Typically when I talk with clients about storage metrics for performance, they will typically focus on either bandwidth or “IOPs”. But really there are three dimensions of storage performance! Let’s consider these three storage performance metrics and how we can design systems to work around shortcomings.
First, there is bandwidth (or throughput). This is a measure of how many bytes can be moved in one second, and these days is typically measured as GB/s. How well a particular storage system will perform depends on the actual workload – typically workloads consisting of large I/O transfers will have higher bandwidth than workloads consisting of small I/O transfers. With a parallel file system, we can always aggregate more devices to make bandwidth be an arbitrarily large enough – presuming we also have enough application threads to drive that bandwidth! (Calculating the bandwidth with traditional RAID is described in Modeling disk performance (traditional RAID).)

Second, there is operations per second (or OPs). Storage vendors often like to quote “IOPs” but this can be very misleading – usually this is measured as 4k I/O transfers per second. Very few real workloads use such small I/O transfers! Application needs are also often expressed as “IOPs”. Here the term has even less clarity – it certainly isn’t 4k I/O transfers per second, but what exactly does it mean? A more meaningful number is how many POSIX operations (of some flavor and size) can be done in a second – in particular, how many files can be created in one second? Yet this not frequently available. Generally we associate a higher OPs value with “faster” storage – yet just like bandwidth, we can aggregate multiple storage devices to achieve higher potential OPs values. However, just like with bandwidth, there needs to be enough threads driving the storage workload to actually benefit from the aggregate OPs value. Too often I see attempts to aggregate disks to achieve higher OPs values, but not have the parallel workload needed to take advantage of this aggregation.
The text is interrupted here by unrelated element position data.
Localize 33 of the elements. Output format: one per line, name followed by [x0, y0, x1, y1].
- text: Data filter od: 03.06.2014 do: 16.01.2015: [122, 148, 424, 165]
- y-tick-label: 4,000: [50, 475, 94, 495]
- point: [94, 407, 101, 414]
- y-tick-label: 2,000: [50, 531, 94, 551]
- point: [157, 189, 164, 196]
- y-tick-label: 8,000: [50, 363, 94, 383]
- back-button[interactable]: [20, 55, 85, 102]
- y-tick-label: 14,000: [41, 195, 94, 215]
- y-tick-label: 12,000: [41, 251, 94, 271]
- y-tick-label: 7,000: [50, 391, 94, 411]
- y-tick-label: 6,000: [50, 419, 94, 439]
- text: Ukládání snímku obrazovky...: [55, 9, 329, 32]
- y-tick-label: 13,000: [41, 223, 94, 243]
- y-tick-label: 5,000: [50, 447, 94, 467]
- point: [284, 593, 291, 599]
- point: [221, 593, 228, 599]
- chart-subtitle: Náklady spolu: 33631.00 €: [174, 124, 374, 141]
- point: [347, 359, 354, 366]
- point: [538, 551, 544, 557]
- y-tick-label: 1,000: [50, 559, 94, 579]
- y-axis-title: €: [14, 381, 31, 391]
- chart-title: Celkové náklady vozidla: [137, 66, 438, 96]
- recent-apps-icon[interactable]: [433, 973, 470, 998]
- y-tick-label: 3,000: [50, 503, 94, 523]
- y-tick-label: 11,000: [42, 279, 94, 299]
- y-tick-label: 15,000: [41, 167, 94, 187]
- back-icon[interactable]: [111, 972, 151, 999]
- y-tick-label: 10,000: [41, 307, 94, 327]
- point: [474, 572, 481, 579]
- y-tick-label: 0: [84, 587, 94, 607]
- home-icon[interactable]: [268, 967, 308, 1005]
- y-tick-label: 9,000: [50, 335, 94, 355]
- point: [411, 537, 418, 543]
The final consideration is the storage latency. This is how long a single I/O operating takes to complete. The underlying storage device, the network, network and storage adapters, and even the software all play a role in determining the latency. Workloads that involve human interactions, or that require short transactions, require low-latency storage. Unlike bandwidth and OPs, the latency can not be reduced through aggregation. If latency is too great, it will be necessary to use faster underlying storage, consider a lower-latency network, or improve the software. Introducing a cache can help with latency – if large enough, a fast cache will improve write performance. Read performance can also be improved with a cache, but you need a strategy for dealing with cache misses.

Understanding these storage metrics, and what your workload requires, is important to developing a satisfactory design. Parallel file systems can use aggregation to deal with deficiencies in bandwidth and OPs, but only if there are sufficient threads to leverage the aggrgation. A low-latency cache can allow transactional and interactive workloads to use high-latency bulk storage, but only if the cache is large enough for the working set, and if cache misses will not be a problem.